Goldman Sachs was set to complete its exit from Industrial and Commercial Bank of China (ICBC) yesterday by selling its remaining stake in the world's largest bank by assets.
The sale was expected to raise about US$1.1 billion, market sources said, with the shares being offered at between HK$5.47 and HK$5.50 each, a discount of up to 3 per cent to yesterday's closing price of HK$5.64.
Goldman and ICBC were not available for comment yesterday.
The sixth offloading of ICBC shares by Goldman puts an end to the "strategic partnership" between the two banks that has existed since the New York-based investment bank subscribed to 4.9 per cent of ICBC's shares for US$2.58 billion before the initial public offering in 2006.
The sale, scheduled to be completed by midnight last night, came after Goldman posted a 7 per cent increase in net profit in this year's first quarter, beating market expectations.
The US bank's capital adequacy ratio also exceeded regulatory requirements.
However, the offloading of ICBC shares could help ease capital pressure for Goldman in the longer term under the stricter regulatory regime implemented after the 2008-09 global financial crisis, said Guo Tianyong, a professor at the Central University of Finance and Economics in Beijing.
It would also help the investment bank lock in its gains at a time when mainland banks are set to report slower growth in net earnings in the coming years as bad loans build up and interest rate deregulation sets in, an analyst at a Beijing-based brokerage said.
After yesterday's deal, Goldman would have cashed in a total of about US$10.3 billion in the six sales of ICBC shares, gaining US$7.72 billion from its seven-year investment.
The sale came in the wake of a buy rating which Goldman analysts gave ICBC shares last month after the mainland Chinese bank, the world's largest by market capitalisation, said its net profit climbed 12 per cent in this year's first quarter from a year earlier.
ICBC shares rose 1.4 per cent in Hong Kong yesterday and went up 0.72 per cent to 4.19 yuan in Shanghai before IFR reported the deal last night.
It was Goldman's third disposal of ICBC shares in about a year.

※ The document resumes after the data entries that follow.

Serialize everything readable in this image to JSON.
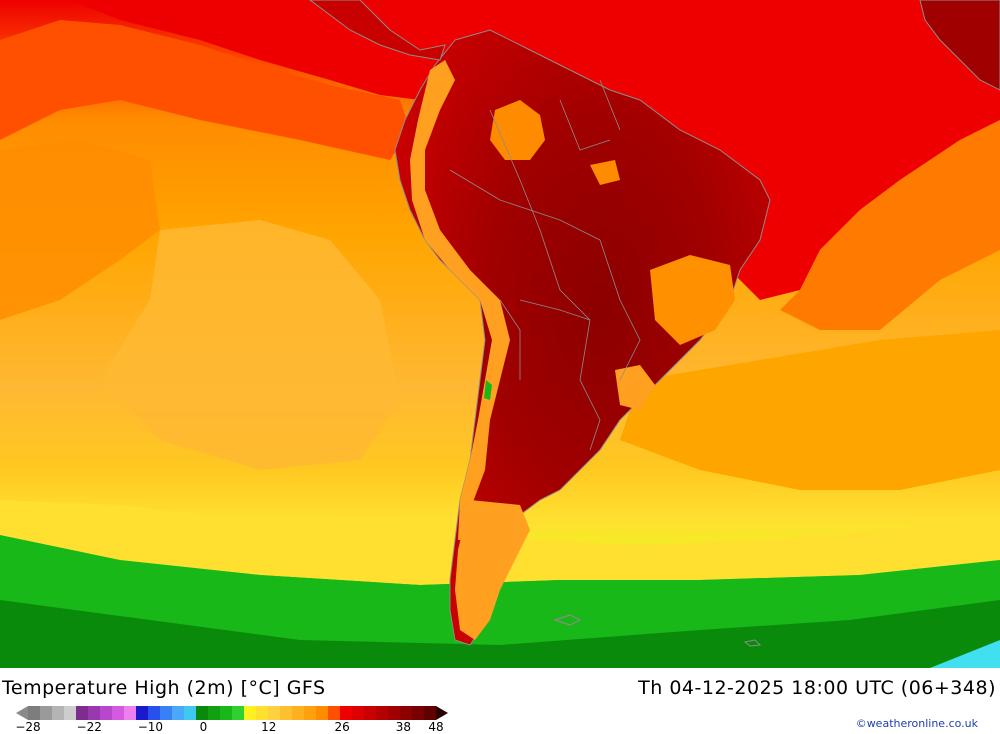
{
  "map": {
    "title": "Temperature High (2m) [°C] GFS",
    "datetime": "Th 04-12-2025 18:00 UTC (06+348)",
    "credit": "©weatheronline.co.uk",
    "region": "South America",
    "colors": {
      "ocean_warm": "#ffa500",
      "ocean_mid": "#ffb833",
      "ocean_cool": "#ffd700",
      "hot_red": "#ee0000",
      "very_hot": "#c00000",
      "extreme": "#960000",
      "cold_green": "#18b818",
      "cold_green_dark": "#0a8a0a",
      "coastline": "#8c8c8c"
    }
  },
  "legend": {
    "min_label": "−28",
    "max_label": "48",
    "tick_labels": [
      "−28",
      "−22",
      "−10",
      "0",
      "12",
      "26",
      "38",
      "48"
    ],
    "colors": [
      "#7d7d7d",
      "#9a9a9a",
      "#b4b4b4",
      "#cdcdcd",
      "#7c2d8e",
      "#9a38b0",
      "#b747cc",
      "#d45ae0",
      "#ee80ee",
      "#1a1acc",
      "#2850ee",
      "#3a80f5",
      "#4aa8f8",
      "#40c8f0",
      "#0a8a0a",
      "#10a010",
      "#18b818",
      "#30d030",
      "#fff020",
      "#ffe030",
      "#ffd040",
      "#ffc030",
      "#ffb020",
      "#ffa010",
      "#ff8c00",
      "#ff5000",
      "#ee0000",
      "#dd0000",
      "#c80000",
      "#b40000",
      "#a00000",
      "#8c0000",
      "#780000",
      "#600000"
    ]
  }
}
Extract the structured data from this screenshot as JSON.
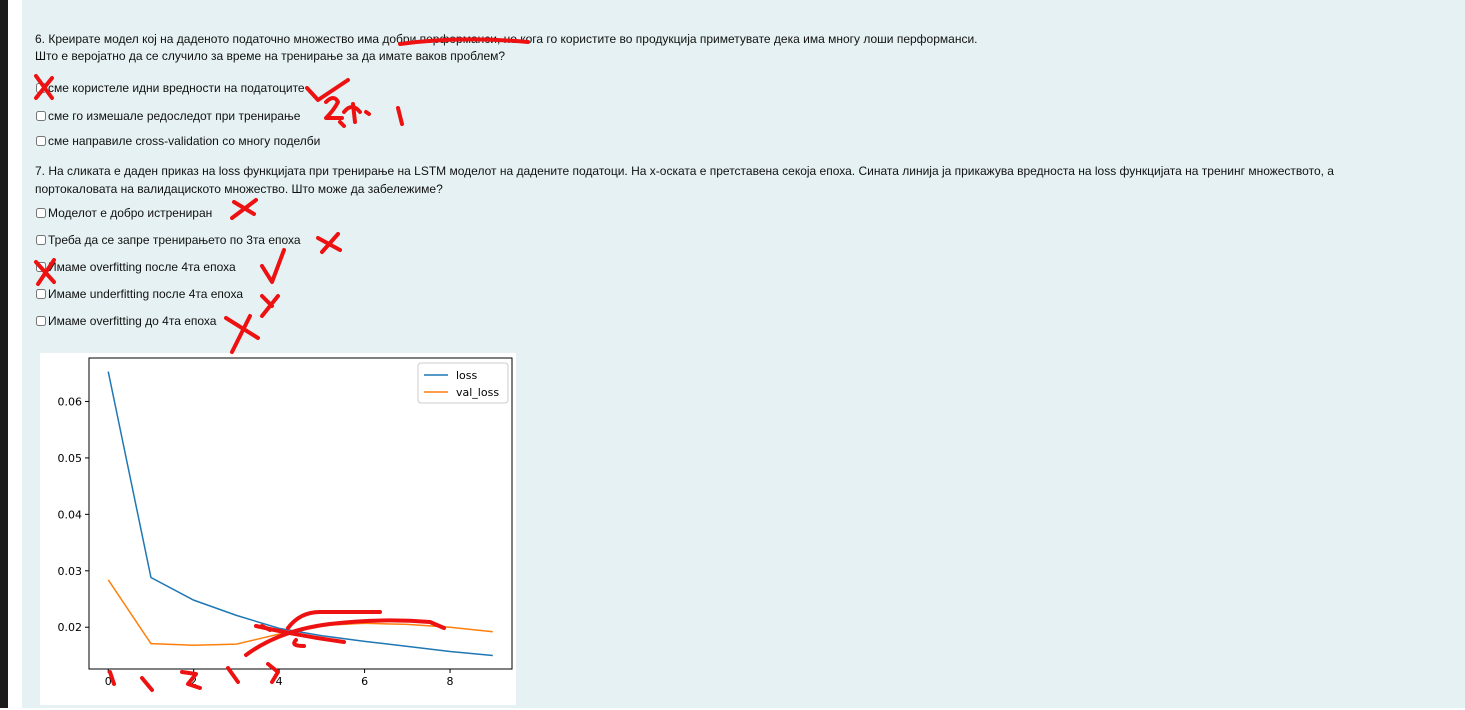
{
  "q6": {
    "line1": "6. Креирате модел кој на даденото податочно множество има добри перформанси, но кога го користите во продукција приметувате дека има многу лоши перформанси.",
    "line2": "Што е веројатно да се случило за време на тренирање за да имате ваков проблем?",
    "options": [
      {
        "label": "сме користеле идни вредности на податоците",
        "checked": false
      },
      {
        "label": "сме го измешале редоследот при тренирање",
        "checked": false
      },
      {
        "label": "сме направиле cross-validation со многу поделби",
        "checked": false
      }
    ]
  },
  "q7": {
    "line1": "7. На сликата е даден приказ на loss функцијата при тренирање на LSTM моделот на дадените податоци. На x-оската е претставена секоја епоха. Сината линија ја прикажува вредноста на loss функцијата на тренинг множеството, а",
    "line2": "портокаловата на валидациското множество. Што може да забележиме?",
    "options": [
      {
        "label": "Моделот е добро истрениран",
        "checked": false
      },
      {
        "label": "Треба да се запре тренирањето по 3та епоха",
        "checked": false
      },
      {
        "label": "Имаме overfitting после 4та епоха",
        "checked": false
      },
      {
        "label": "Имаме underfitting после 4та епоха",
        "checked": false
      },
      {
        "label": "Имаме overfitting до 4та епоха",
        "checked": false
      }
    ]
  },
  "colors": {
    "panel": "#e6f1f3",
    "loss": "#1f77b4",
    "val_loss": "#ff7f0e",
    "ink": "#ee1111"
  },
  "chart_data": {
    "type": "line",
    "x": [
      0,
      1,
      2,
      3,
      4,
      5,
      6,
      7,
      8,
      9
    ],
    "series": [
      {
        "name": "loss",
        "values": [
          0.0653,
          0.0288,
          0.0248,
          0.0221,
          0.0198,
          0.0185,
          0.0175,
          0.0166,
          0.0157,
          0.015
        ]
      },
      {
        "name": "val_loss",
        "values": [
          0.0284,
          0.0171,
          0.0168,
          0.017,
          0.0188,
          0.0203,
          0.0207,
          0.0205,
          0.02,
          0.0192
        ]
      }
    ],
    "xticks": [
      "0",
      "2",
      "4",
      "6",
      "8"
    ],
    "yticks": [
      "0.02",
      "0.03",
      "0.04",
      "0.05",
      "0.06"
    ],
    "xlim": [
      -0.45,
      9.45
    ],
    "ylim": [
      0.0126,
      0.0677
    ],
    "legend": "upper right",
    "grid": false
  }
}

The US bank raised US$2.5 billion from a partial sell-down of its stake in April last year, the majority of which was bought by Singapore sovereign wealth fund Temasek. In January this year, Goldman sold about US$1 billion more.
The complete withdrawal of Goldman, despite its repeated assurances over the past few years of its commitment as a long-term investor in ICBC, is expected to affect market confidence in the shares of mainland banks, analysts said.

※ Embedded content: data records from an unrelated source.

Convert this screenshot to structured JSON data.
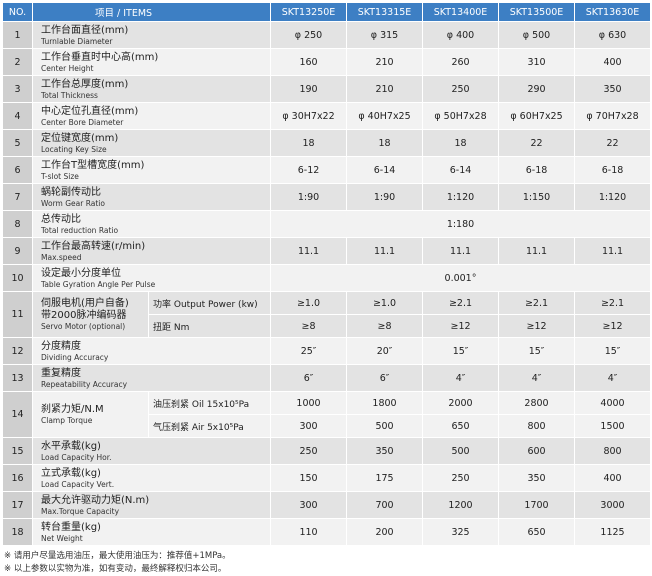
{
  "header": {
    "no": "NO.",
    "items": "项目 / ITEMS",
    "models": [
      "SKT13250E",
      "SKT13315E",
      "SKT13400E",
      "SKT13500E",
      "SKT13630E"
    ]
  },
  "rows": {
    "r1": {
      "no": "1",
      "zh": "工作台面直径(mm)",
      "en": "Turnlable Diameter",
      "v": [
        "φ 250",
        "φ 315",
        "φ 400",
        "φ 500",
        "φ 630"
      ]
    },
    "r2": {
      "no": "2",
      "zh": "工作台垂直时中心高(mm)",
      "en": "Center Height",
      "v": [
        "160",
        "210",
        "260",
        "310",
        "400"
      ]
    },
    "r3": {
      "no": "3",
      "zh": "工作台总厚度(mm)",
      "en": "Total Thickness",
      "v": [
        "190",
        "210",
        "250",
        "290",
        "350"
      ]
    },
    "r4": {
      "no": "4",
      "zh": "中心定位孔直径(mm)",
      "en": "Center Bore Diameter",
      "v": [
        "φ 30H7x22",
        "φ 40H7x25",
        "φ 50H7x28",
        "φ 60H7x25",
        "φ 70H7x28"
      ]
    },
    "r5": {
      "no": "5",
      "zh": "定位键宽度(mm)",
      "en": "Locating Key Size",
      "v": [
        "18",
        "18",
        "18",
        "22",
        "22"
      ]
    },
    "r6": {
      "no": "6",
      "zh": "工作台T型槽宽度(mm)",
      "en": "T-slot Size",
      "v": [
        "6-12",
        "6-14",
        "6-14",
        "6-18",
        "6-18"
      ]
    },
    "r7": {
      "no": "7",
      "zh": "蜗轮副传动比",
      "en": "Worm Gear Ratio",
      "v": [
        "1:90",
        "1:90",
        "1:120",
        "1:150",
        "1:120"
      ]
    },
    "r8": {
      "no": "8",
      "zh": "总传动比",
      "en": "Total reduction Ratio",
      "merged": "1:180"
    },
    "r9": {
      "no": "9",
      "zh": "工作台最高转速(r/min)",
      "en": "Max.speed",
      "v": [
        "11.1",
        "11.1",
        "11.1",
        "11.1",
        "11.1"
      ]
    },
    "r10": {
      "no": "10",
      "zh": "设定最小分度单位",
      "en": "Table Gyration Angle Per Pulse",
      "merged": "0.001°"
    },
    "r11": {
      "no": "11",
      "zh": "伺服电机(用户自备)",
      "zh2": "带2000脉冲编码器",
      "en": "Servo Motor (optional)",
      "sub1": "功率 Output Power (kw)",
      "v1": [
        "≥1.0",
        "≥1.0",
        "≥2.1",
        "≥2.1",
        "≥2.1"
      ],
      "sub2": "扭距 Nm",
      "v2": [
        "≥8",
        "≥8",
        "≥12",
        "≥12",
        "≥12"
      ]
    },
    "r12": {
      "no": "12",
      "zh": "分度精度",
      "en": "Dividing Accuracy",
      "v": [
        "25″",
        "20″",
        "15″",
        "15″",
        "15″"
      ]
    },
    "r13": {
      "no": "13",
      "zh": "重复精度",
      "en": "Repeatability Accuracy",
      "v": [
        "6″",
        "6″",
        "4″",
        "4″",
        "4″"
      ]
    },
    "r14": {
      "no": "14",
      "zh": "刹紧力矩/N.M",
      "en": "Clamp Torque",
      "sub1": "油压刹紧 Oil 15x10⁵Pa",
      "v1": [
        "1000",
        "1800",
        "2000",
        "2800",
        "4000"
      ],
      "sub2": "气压刹紧 Air 5x10⁵Pa",
      "v2": [
        "300",
        "500",
        "650",
        "800",
        "1500"
      ]
    },
    "r15": {
      "no": "15",
      "zh": "水平承载(kg)",
      "en": "Load Capacity Hor.",
      "v": [
        "250",
        "350",
        "500",
        "600",
        "800"
      ]
    },
    "r16": {
      "no": "16",
      "zh": "立式承载(kg)",
      "en": "Load Capacity Vert.",
      "v": [
        "150",
        "175",
        "250",
        "350",
        "400"
      ]
    },
    "r17": {
      "no": "17",
      "zh": "最大允许驱动力矩(N.m)",
      "en": "Max.Torque Capacity",
      "v": [
        "300",
        "700",
        "1200",
        "1700",
        "3000"
      ]
    },
    "r18": {
      "no": "18",
      "zh": "转台重量(kg)",
      "en": "Net Weight",
      "v": [
        "110",
        "200",
        "325",
        "650",
        "1125"
      ]
    }
  },
  "notes": [
    "※ 请用户尽量选用油压，最大使用油压为：推荐值+1MPa。",
    "※ 以上参数以实物为准，如有变动，最终解释权归本公司。"
  ]
}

Headwinds facing mainland banks, not excluding ICBC, include progress in interest rate liberalisation - more flexible spreads invite competition on rates and can eat into their profitability. Other factors include the mounting risk from defaults of loans to exporters, local government financing vehicles, property developers and industries saddled with overcapacity amid a slowdown in mainland economic growth.